Two rectangular openings approximately 2' wide by 1' high (60 x
30cm) open from the ground floor chamber in the west side and
there is a similar vent in the north. These openings are closed
inside with plain shutters fastened with swivel pins.
One of the final
phases of pigeon husbandry was to use the captive birds for
marksmanship. They were released from traps as targets in order
that sportsmen might improve their aim (2), a practice which died
out towards the end of the nineteenth century when it was deemed
"of lowly origin", or even because the advice given in 1892 that
"it is wise to shoot pigeons at recognised clubs only ..... or
experience at the trap may be very dearly bought" (3) was not
sufficiently heeded! The nomenclature has survived to this day;
the catapult used to launch the targets is a trap, while the
targets themselves are clay pigeons.
It would have been
possible that at Sandside birds intended as targets were housed in
the dovecote loft, coming and going and feeding themselves. When
needed by the guns, they could be shut in the building, and
released through the lower shuttered windows to the marksmen
standing in the field outside, with the added element of surprise
that it would not be known through which opening the birds would
appear. Within the cote the pigeon handler would at least have
been out of danger... though not the birds!
BARROCK MAINS
STEADING, B0WER PARISH
(map ref.
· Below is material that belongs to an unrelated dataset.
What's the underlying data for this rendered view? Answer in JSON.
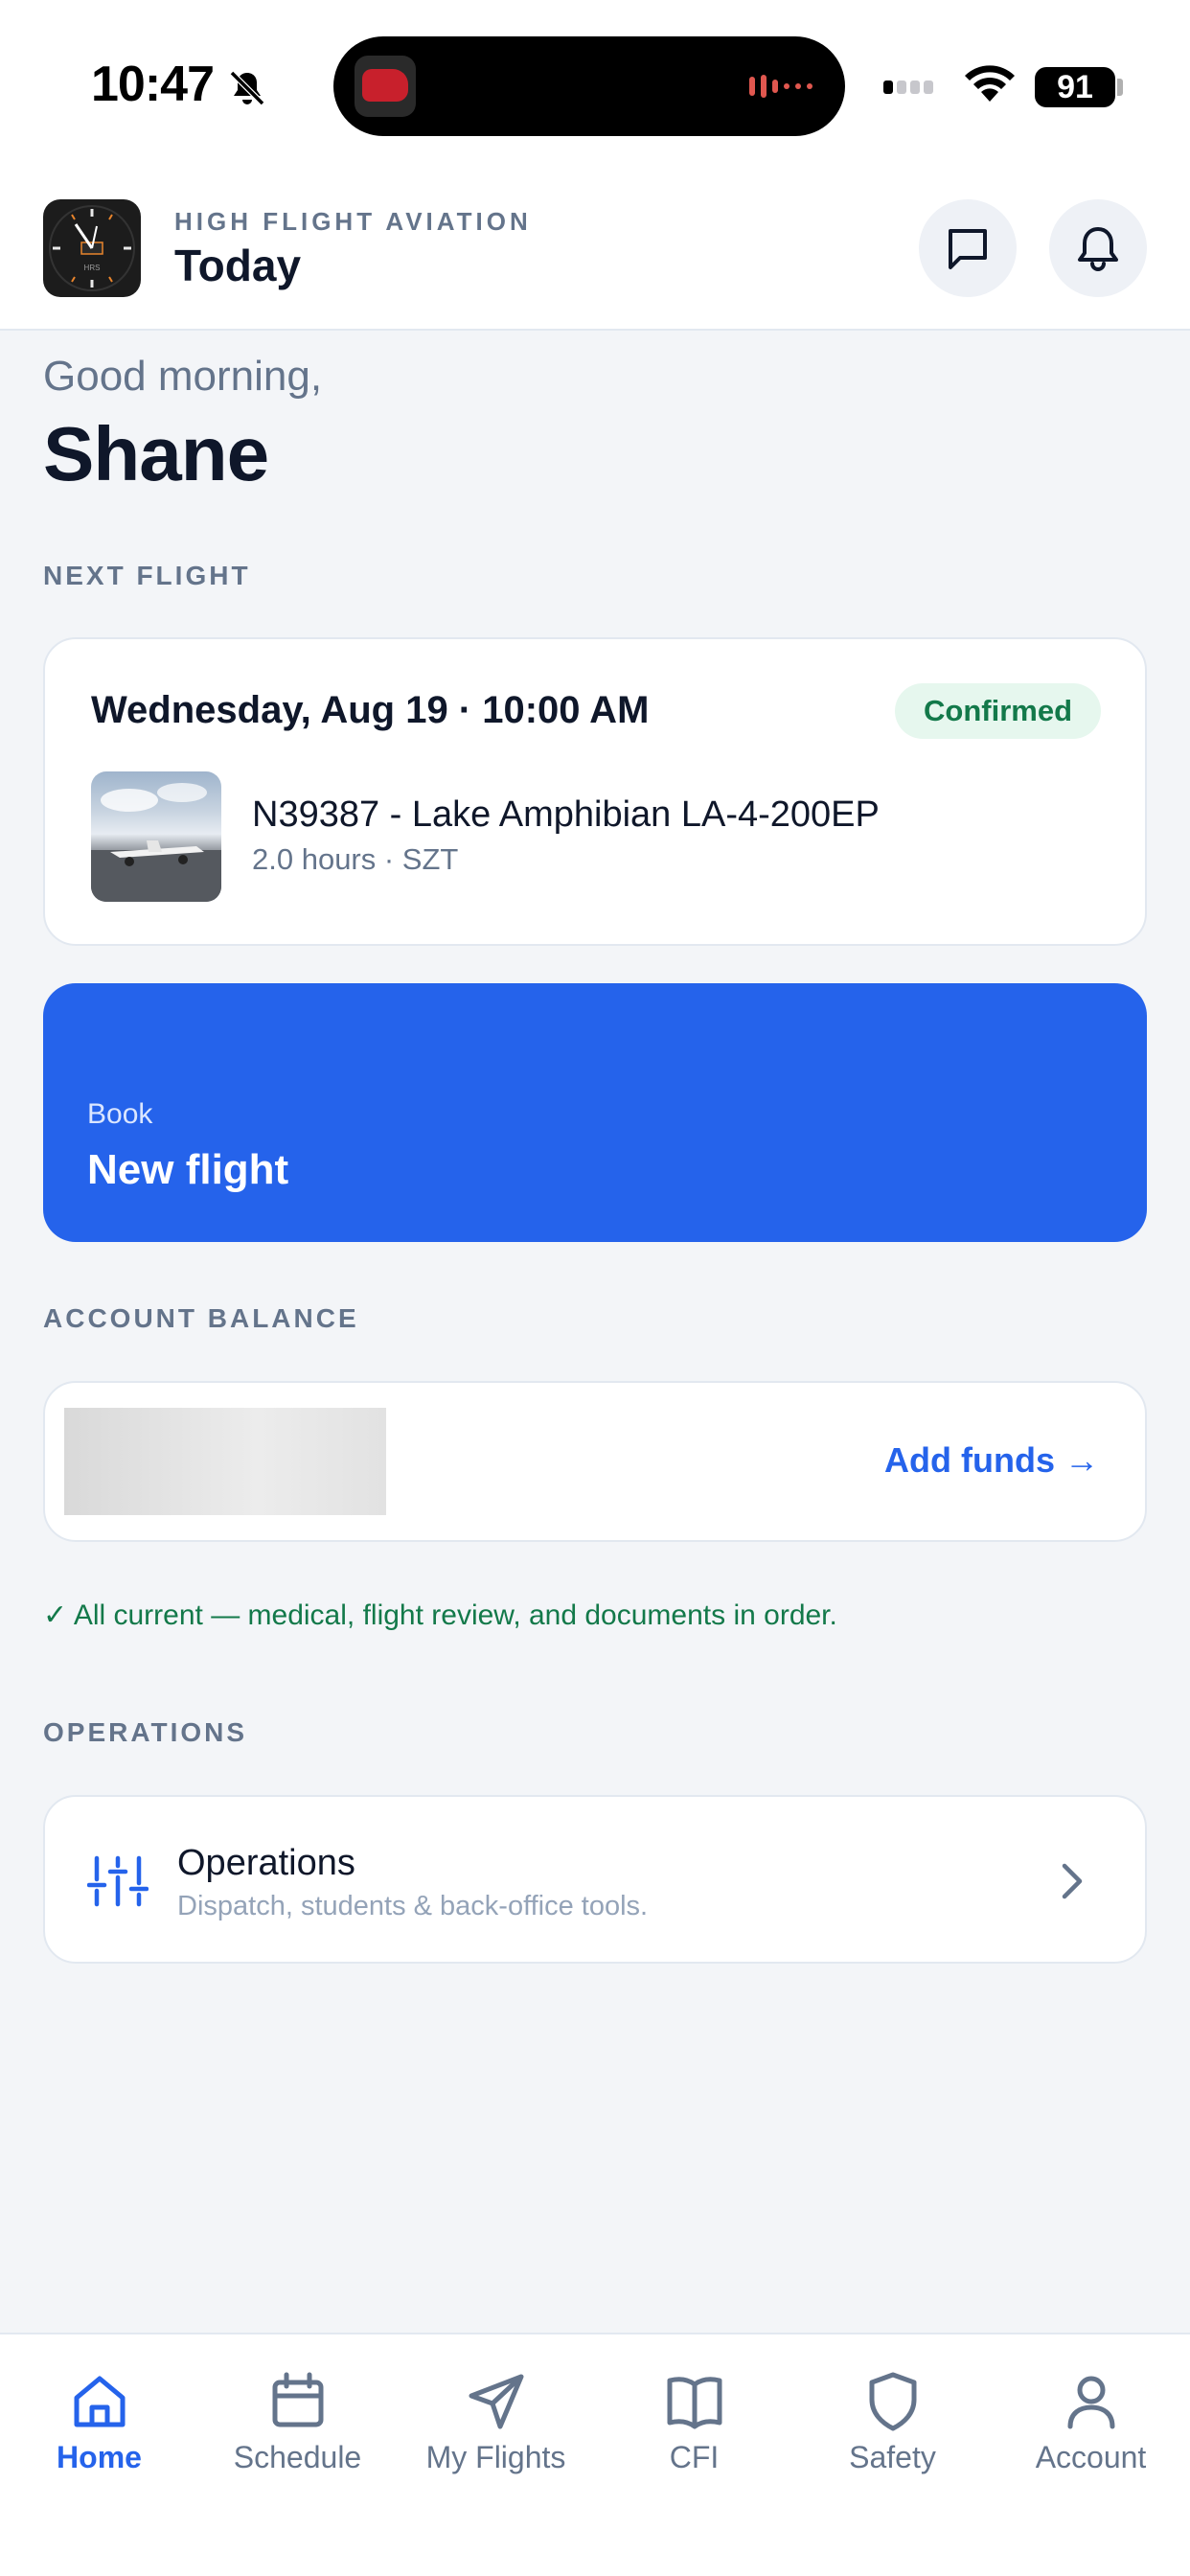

ND283626)
This is an imposing
earlier nineteenth century, wide south facing steading range with
grain loft and six segmental headed cart bays to the left of the
central entrance, and a terrace of three farm
workers' dwellings to the right. There is a centre squat
tower rising above the ridge, over the arched entrance
giving access to the inner court, with a chamber over lit by
paired narrow windows with a row of pigeon flight holes above. The
wallhead of the tower is adorned with crenellation and
dummy pediments. Access was not possible but the flight holes
indicate that this room was a dovecote, and though this appears to
be the only one of its kind in Caithness, the dovecote as a
central feature in large earlier nineteenth century steading
ranges was not uncommon. Crackaig, Loth (1829) and Tongue Mains
(1843) both in Sutherland, are northerly examples.
WESTFIELD, HALKIRK
PARISH
(map ref.
ND064643)
In the garden
behind Westfield House, is a square, 2-storey, whitewashed rubble
buildihg with pyramidal roof, much like that at Sandside in size
and appearance, but freestanding, except for a short length of
(later) garden wall linking it to a neighbouring dwelling. It has
a centre door in the south side and a further loft entrance in the
east. Any evidence of flight holes is completely obliterated by
excessive growth of ivy, a veritable tree! However, this cote
appears to be a combined hen/pigeon house, where the hens would
have been accommodated below with wooden nesting boxes and
possibly a perching bar, and the doves above. Access to the
dovecote, to collect both squabs and dung, would have been by
ladder. Until the end of the nineteenth century pigeons were
considered part of the poultry yard, and such accommodation was
not uncommon. Farming handbooks contained instructions for the
care of the birds and the provision of suitable housing (4). Mains
of Eden, Banffshire, has a poultry house with separate rooms and
yards for turkeys, geese and hens, with pigeons in a central tower
(5).
These three
dovecotes illustrate the strands of the final stages of pigeon
husbandry. Despite the advent of root crops and improved grass
which enabled more livestock to be overwintered, making fresh meat
available most of the year for those who could afford it, the
habit of breeding and eating pigeons lingered.
The
prestige element of the dovecote, in 1617 restricted by law to
landowners, continued with its inclusion as a central
architectural feature in the imposing farm steadings built by
their successors. In
Caithness it appears to have found yet another role to play, on
the periphery of the later nineteenth century expanding Highland
sporting scene.
R
E F E R E N C E S
1. Elizabeth
Beaton, The Doocots of Caithness (1978)
2. Sporting
Magazine XLI (1813)p.84.
"The parties fired with double barrelled guns at 2 pigeons from a
trap."
3. Greener,
Breach Loader (1892)
4. H. Stephens,
Book of the Farm, 4th ed. (1890) Div.11, p429.